When I was a teenager, I lived in Virginia, where the vast majority of the kids in middle and high school weren't religious or appreciative of sacred things. I was one of about 6 members, and we weren't exactly a tight knit group. It was in that time that my testimony was strengthened because it was questioned and ridiculed all the time. Every time I defended my beliefs, I realized more and more that I actually do believe this and it would be a HUGE mistake to throw it away. I wasn't very good about personal prayer or scripture study, but I did cling to church and youth activities even though I didn't really have friends there. It was definitely divine providence that I was called to be Beehive, Mia Maid, and Laurel president so I felt obligated to come to church and activities even when I didn't feel like it or have a good support system with the youth.

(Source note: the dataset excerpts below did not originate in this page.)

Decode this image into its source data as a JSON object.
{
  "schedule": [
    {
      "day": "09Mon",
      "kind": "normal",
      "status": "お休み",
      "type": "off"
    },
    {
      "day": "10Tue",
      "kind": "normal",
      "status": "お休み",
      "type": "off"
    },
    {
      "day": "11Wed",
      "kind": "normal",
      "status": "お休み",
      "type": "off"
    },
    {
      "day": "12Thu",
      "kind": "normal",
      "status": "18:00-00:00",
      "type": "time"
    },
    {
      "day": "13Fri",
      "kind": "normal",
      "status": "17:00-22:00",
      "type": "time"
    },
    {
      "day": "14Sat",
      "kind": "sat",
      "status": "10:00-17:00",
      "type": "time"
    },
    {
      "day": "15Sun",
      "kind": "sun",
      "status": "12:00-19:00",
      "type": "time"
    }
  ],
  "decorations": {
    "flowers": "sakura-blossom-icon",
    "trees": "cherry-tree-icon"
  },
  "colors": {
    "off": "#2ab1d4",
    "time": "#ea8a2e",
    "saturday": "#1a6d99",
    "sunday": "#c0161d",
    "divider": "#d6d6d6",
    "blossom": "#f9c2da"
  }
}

Also, in the online communities I participated in, it was common for people to ask "If you're so smart, why in the world are you Mormon?". I felt obligated to prove to them that the church was true and show how it makes sense. But that didn't work, and I started to realize that you have to know by the Spirit, not my logic alone, that it is true. I eventually learned that I am not obligated to prove anything, because all the physical/intellectual evidence in the world isn't enough. What a relief!

The next thing that cemented my testimony/was the start of my conversion was studying the scriptures and praying on my own on a regular basis. Sure, I studied the scriptures in seminary and was pretty familiar with them, but it hadn't turned into a habit. I kept finding scriptures that helped me in my life and came to know that I actually could talk to God about what was going on in my life. That culminated into a few amazing experiences to help me not only believe, but know.

The other thing that helped immensely was going to college. It was the best decision I had made up to that point to go to BYU-I, a spiritual sanctuary where "all things are spiritual" no matter what the subject is. It's ok to pray in class and talk about the gospel. It also required a lot of physical, emotional, mental, and spiritual independence. I had to set my own spiritual routine, eg. How often to go to the temple, when to study the scriptures, how often to pray, how to keep the Sabbath day holy. It was also in that time that I learned the meaning of the word, "grace". In all the times that I was faced with a project and not enough time or strength to do it, I learned to rely on the Lord and experience His grace or empowerment. I had a testimony of everything but the most basic part, Jesus Christ as my Savior and Redeemer, and the one who can strengthen me in all things because He has already experienced it all. He is the one who carries me when I am weak, and heals me when I am feeling broken and dysfunctional.

All of these experiences strengthened  my faith to the point that I could go forward with faith and act even though I wasn't entirely sure where I was going. It was that trust that the Lord wouldn't let me go astray if I was keeping the commandments and doing my best that led me to send in my mission papers. I hadn't seen a light from heaven telling me to go, but after I got started, I knew more and more that this is the best decision I ever made.

The mission is/has been really hard, for more reasons than I expected getting into this. But it has strengthened me even more. Now I cling to my covenants and God's promises for dear life. I see miracles on an almost daily basis. The gift of tongues is real. I have seen the power of the gospel to change people (myself included). I can see a glimpse of what God has prepared for those who wait on him (Isaiah 64:4).

I've pretty much always had a testimony but as of the last few years, I can feel that knowledge changing me. I can honestly say that my first convert is myself. I'm a lot happier and optimistic than before and feel ready to face whatever the Lord sets before me to strengthen my faith even more. The future is so bright you need sunglasses.

I know that this is Christ's church, and that through Him, we can be clean and free to progress. I know that God restored this church through Joseph Smith and the Book of Mormon is the beautiful evidence. I know that we are children of God with incomprehensible potential, and that if we trust in Him, He will lead us there.

I say these things in the name of Jesus Christ, Amen.